Whenever I ask a caregiver what the purpose is of a memory loss program in light the fact that death is imminent, I am told it is to stimulate and comfort. But it seems for the Greeks, the touchstone for care seems to have been long term memory as it achieves both of those goals. Rather than fight memory loss in an effort to keep their loved ones in the present, the Greeks seem to have let their loved ones wander and wonder in their pasts and that would be the point of meaningful and compassionate memory loss care. To say one is losing short term memory does not just mean that one is forgetful or repeating questions, it means that they are truly living in what they do remember, which is their pasts. And it is self-defeating to try to coax them back to 2013 like they are some kind of wayward time traveler.

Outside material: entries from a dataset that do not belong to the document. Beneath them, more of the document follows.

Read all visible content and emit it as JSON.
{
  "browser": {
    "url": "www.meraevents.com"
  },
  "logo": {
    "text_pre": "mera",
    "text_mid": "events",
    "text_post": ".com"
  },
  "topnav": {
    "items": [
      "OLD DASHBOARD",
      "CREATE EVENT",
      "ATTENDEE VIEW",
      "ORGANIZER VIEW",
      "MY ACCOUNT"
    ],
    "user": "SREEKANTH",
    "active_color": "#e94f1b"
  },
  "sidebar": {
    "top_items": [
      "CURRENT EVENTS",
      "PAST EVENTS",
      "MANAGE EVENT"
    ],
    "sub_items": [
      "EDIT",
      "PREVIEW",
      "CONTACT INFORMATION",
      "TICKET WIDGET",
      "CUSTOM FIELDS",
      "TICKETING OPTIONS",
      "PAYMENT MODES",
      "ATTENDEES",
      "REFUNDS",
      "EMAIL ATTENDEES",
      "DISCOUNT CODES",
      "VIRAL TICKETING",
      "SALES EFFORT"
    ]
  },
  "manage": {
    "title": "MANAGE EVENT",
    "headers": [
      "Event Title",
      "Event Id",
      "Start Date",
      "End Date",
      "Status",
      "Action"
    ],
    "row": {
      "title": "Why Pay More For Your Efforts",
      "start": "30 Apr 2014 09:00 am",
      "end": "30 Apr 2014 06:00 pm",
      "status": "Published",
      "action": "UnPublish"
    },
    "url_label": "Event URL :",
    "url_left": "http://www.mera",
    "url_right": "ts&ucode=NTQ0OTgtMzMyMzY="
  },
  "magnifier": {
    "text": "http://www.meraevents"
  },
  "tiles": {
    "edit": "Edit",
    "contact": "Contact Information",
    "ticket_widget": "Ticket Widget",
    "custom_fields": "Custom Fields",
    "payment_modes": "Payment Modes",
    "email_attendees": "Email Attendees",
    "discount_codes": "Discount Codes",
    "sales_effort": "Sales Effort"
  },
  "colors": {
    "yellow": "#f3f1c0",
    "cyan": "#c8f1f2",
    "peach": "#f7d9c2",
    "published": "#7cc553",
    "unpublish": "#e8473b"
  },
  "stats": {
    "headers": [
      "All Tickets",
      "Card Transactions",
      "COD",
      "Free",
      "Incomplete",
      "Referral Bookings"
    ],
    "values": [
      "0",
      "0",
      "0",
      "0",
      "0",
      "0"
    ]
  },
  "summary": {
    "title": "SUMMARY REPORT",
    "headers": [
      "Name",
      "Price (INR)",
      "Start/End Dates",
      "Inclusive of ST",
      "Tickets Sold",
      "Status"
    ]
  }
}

So what does this mean as a practical matter for care? It means that care for those with dementia should not only be based on the acceptance of the controlling power of long term memories, but that we should embrace and enhance those memories. And in this regard spirituality should be seen as fundamental a tool of this approach and should be stressed, not to save souls, but because as a very practical matter, traditional religion of all types is elemental to our long term memories and in some way a skeleton key in connecting each of us with ourselves. This connection is always palpable to me when I hear one of my residents, who never heard of Barak Obama, say a rosary in Polish or the Haggadah in Yiddish. Spirituality is only the best example of this approach but analogous applications can be made in the way we decorate a bedroom, prepare a meal, choose a game, or select a topic of conversation
So for us in the 21st century who feel we has been ambushed by the mendacious disease of dementia, we need to stop trying to slow the descent and appreciate that the pilgrimage of our parents has not ended, but has only turned back and into their past. And in this, their last stage, they need not be alone.